Et c’était vrai. Lentement, majestueusement, une crête de glace de près de deux mètres de haut rampait vers la coque, comme une vague pétrifiée qui avançait toujours. Le *Discovery* était pris entre deux mâchoires qui se refermaient. Le craquement du bois devint plus fort, plus régulier - un son d’agonie.

— Tout le monde à bord ! cria Harlow. Tout le monde, maintenant !

Les hommes jetèrent leurs outils, sautèrent sur le pont dans une confusion de bottes et de jurons. Harlow fut le dernier à remonter, poussé presque par la crête qui touchait déjà le bordé. Sous leurs pieds, le plancher vibra, puis une détonation sourde éclata quelque part sous la ligne d’eau : un madrier venait de céder.
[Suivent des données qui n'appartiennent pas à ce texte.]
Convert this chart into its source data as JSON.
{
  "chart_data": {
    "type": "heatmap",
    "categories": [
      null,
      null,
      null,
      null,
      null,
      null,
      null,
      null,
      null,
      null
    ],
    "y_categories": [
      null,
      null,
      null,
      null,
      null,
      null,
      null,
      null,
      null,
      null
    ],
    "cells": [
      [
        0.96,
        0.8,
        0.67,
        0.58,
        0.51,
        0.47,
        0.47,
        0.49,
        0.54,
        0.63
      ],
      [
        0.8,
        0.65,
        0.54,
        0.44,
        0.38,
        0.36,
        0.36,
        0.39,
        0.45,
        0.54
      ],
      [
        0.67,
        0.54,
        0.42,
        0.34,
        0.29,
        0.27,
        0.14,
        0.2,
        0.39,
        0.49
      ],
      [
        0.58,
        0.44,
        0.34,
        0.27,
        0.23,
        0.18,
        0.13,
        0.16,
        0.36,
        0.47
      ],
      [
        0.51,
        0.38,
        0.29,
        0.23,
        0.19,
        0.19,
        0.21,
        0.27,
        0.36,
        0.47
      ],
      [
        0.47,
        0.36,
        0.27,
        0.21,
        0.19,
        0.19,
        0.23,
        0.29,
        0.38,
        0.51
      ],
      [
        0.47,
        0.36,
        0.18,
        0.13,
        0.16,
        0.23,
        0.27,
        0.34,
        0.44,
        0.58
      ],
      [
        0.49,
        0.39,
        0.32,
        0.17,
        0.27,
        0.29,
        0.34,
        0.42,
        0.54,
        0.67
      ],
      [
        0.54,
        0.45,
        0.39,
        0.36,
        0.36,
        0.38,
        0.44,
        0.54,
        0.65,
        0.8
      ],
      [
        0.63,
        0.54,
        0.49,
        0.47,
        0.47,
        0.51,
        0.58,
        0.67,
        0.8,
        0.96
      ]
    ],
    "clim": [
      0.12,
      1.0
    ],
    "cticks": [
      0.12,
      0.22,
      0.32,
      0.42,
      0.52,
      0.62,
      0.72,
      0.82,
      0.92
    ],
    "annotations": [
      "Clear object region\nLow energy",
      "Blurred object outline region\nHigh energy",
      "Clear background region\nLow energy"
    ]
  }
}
— L’eau dans la cale ! cria une voix.

Harlow regarda la coque. Un filet de fumée blanche montait de la glace pulvérisée contre la proue. Le navire s’inclina légèrement, de quelques degrés à peine, mais assez pour qu’il le sente sous ses semelles.

Puis la porte de la dunette s’ouvrit. Mercer apparut en haut des marches, drapé dans son manteau, la barbe chargée de givre. Il regarda son navire mourir avec le même calme placide, puis ses yeux trouvèrent Harlow.

— Votre glace est tenace, monsieur Harlow. Mais j’avais raison, vous voyez. Il m’a fallu patienter. Et la patience, en ces eaux, est la seule arme qui reste.

Il tenait quelque chose dans la main, plié contre sa poitrine. Une carte, un parchemin - Harlow n’aurait su le dire. Mais au moment où Mercer tournait les talons pour regagner sa cabine, le second vit la lueur d’un sceau de cire rouge, brisé.

Mercer avait quelque chose. Quelque chose qui justifiait, dans son esprit, de s’enfouir volontairement dans la glace.

Harlow descendit dans la cale avec son équipe, la tête remplie de questions, le corps tendu contre le froid qui, déjà, serpentait sous le pont. Le navire gémissait autour d’eux, s’enfonçait lentement dans l’étreinte blanche. Et quelque part, sous leurs pieds, un autre navire dormait depuis des années, les lettres de sa proue enfouies sous un linceul de glace.